The essential pulse

Lentils, chickpeas and dry beans serve a valuable function on non-commercial menus.

pulses beans

Pulses—lentils, chickpeas, dry beans and peas, among others—are the edible seeds of legumes. They can also be a foodservice operator’s best friend when looking for protein-rich alternatives to meat. 

On the commercial side, pulses seem to be falling out of favor among restaurant operators, according to Technomic’s 2014 Menu Database. In year-over-year data, lentil mentions fell 17.1 percent, chickpea mentions fell 15.6 percent and split pea mentions fell 37.1 percent.

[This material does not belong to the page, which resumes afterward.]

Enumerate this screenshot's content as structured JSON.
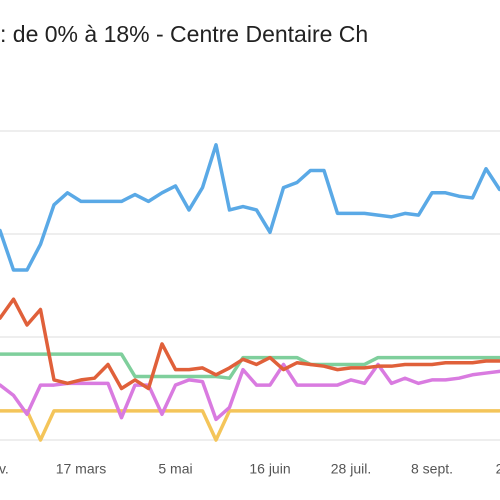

But operators who aren’t using pulses are making a mistake, says Brian Morton, executive chef at Primary Children’s Hospital in Salt Lake City. “If you’re not using [these ingredients], you’re missing out,” Morton says.

Pump up the protein

One of Morton’s favorite dishes is an orecchiette pasta with garbanzo beans, which also features chopped garlic, chopped sundried tomatoes, blanched broccoli florets, chopped spinach and Parmesan cheese. “The garbanzo beans boost the protein of the dish and give it a nice texture,” Morton says. “I’m mostly a vegetarian, so these are the go-to proteins for me. When you stew down something like lentils, you’ll get a concentration of flavor that, to me, is as strong as what you can do with meat.”

Add some spice

For his popular lentil tacos, Morton starts with a homemade taco seasoning—powder, garlic, onion, oregano, cumin, paprika, crushed red pepper, black pepper and all-purpose flour. It is added to a saute of yellow onions, garlic and dry French lentils. He stirs in vegetable broth, brings the mixture to a boil, then reduces the heat to low, and simmers in a covered pot for 45 minutes, until the lentils are tender. To finish, he adds pico de gallo and portions the taco filling into warmed tortillas, which are topped with shredded romaine lettuce, diced tomatoes, Monterey Jack cheese and sour cream.

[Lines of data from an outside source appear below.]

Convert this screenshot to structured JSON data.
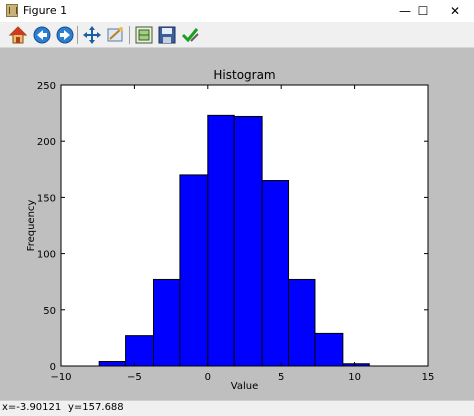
{
  "window": {
    "title": "Figure 1",
    "minimize_glyph": "—",
    "maximize_glyph": "☐",
    "close_glyph": "✕"
  },
  "toolbar": {
    "buttons": [
      {
        "name": "home-icon"
      },
      {
        "name": "back-icon"
      },
      {
        "name": "forward-icon"
      },
      {
        "name": "pan-icon"
      },
      {
        "name": "zoom-icon"
      },
      {
        "name": "subplots-icon"
      },
      {
        "name": "save-icon"
      },
      {
        "name": "edit-check-icon"
      }
    ]
  },
  "status": {
    "x_readout": "x=-3.90121",
    "y_readout": "y=157.688"
  },
  "chart_data": {
    "type": "bar",
    "title": "Histogram",
    "xlabel": "Value",
    "ylabel": "Frequency",
    "xlim": [
      -10,
      15
    ],
    "ylim": [
      0,
      250
    ],
    "xticks": [
      -10,
      -5,
      0,
      5,
      10,
      15
    ],
    "yticks": [
      0,
      50,
      100,
      150,
      200,
      250
    ],
    "bin_edges": [
      -7.4,
      -5.6,
      -3.7,
      -1.9,
      0.0,
      1.8,
      3.7,
      5.5,
      7.3,
      9.2,
      11.0
    ],
    "values": [
      4,
      27,
      77,
      170,
      223,
      222,
      165,
      77,
      29,
      2
    ],
    "bar_color": "#0000ff",
    "background": "#bfbfbf",
    "grid": false
  }
}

“My best advice for cooking these ingredients is to just start early,” Morton says. “They take a little longer to cook, so you have to know that and prepare them ahead of time. We find they hold really well.”

A vegan essential

At Mean Greens, the vegan/vegetarian dining hall at the University of North Texas in Denton, Texas, Carla Trujillo, culinary operations chef, says pulses are essential in making vegan patties for the dining hall’s panini bar, as well as for soups, casseroles and local dishes such as enchiladas and quesadillas.

“I enjoy using [pulses] because they were a part of my diet growing up in Venezuela,” Trujillo says. “They are low in fat, rich in phytonutrients and full of fiber. They also take on the flavors of various spices, herbs and stocks really well.”

One way Trujillo uses these ingredients is in a garbanzo-bean burger. She starts by mixing together olive oil, chopped sweet yellow onions, garlic, walnuts, cilantro, ground cumin and flour. Before adding the beans, she mashes them in a food processor, being careful not to over process them. (Trujillo says there should still be partial beans in the mix.)

After mixing in the beans, she forms the mixture into patties , which she pan fries for three to five minutes per side. She tops the burgers with sliced sweet onions and serves them on focaccia bread.

Popular pulses in schools

Lentils and chickpeas also are popular at Dodgeland School District in Juneau, Wis. The only catch: Dodgeland’s Food Service Director Cathy Lamb says canned items simply won’t do.

To get students to eat pulses, Lamb says she makes a lot of soups and salads with lentils and serves chickpeas on the salad bar.

One of her most popular dishes is her coconut curry chickpeas recipe. For this dual-purpose dish that can be served as a side or a main entree, she combines olive oil, ground cumin, ground cinnamon, cayenne pepper, ground ginger, ground coriander, curry powder, chopped yellow onion and minced garlic. She sautes the mixture over medium-high heat for 12 minutes, until the onion is translucent, and then adds coconut milk, water, garbanzo beans and salt to taste. She lets that simmer for about 20 to 30 minutes until the mixture is slightly reduced. Sometimes, she’ll even add in a mild chicken base.

“My advice for working with [pulses] would be to not be afraid to try adding flavors—herbs, stock, whatever you like, give it a try,” Lamb says. “If it doesn’t work, feel free to try something else.”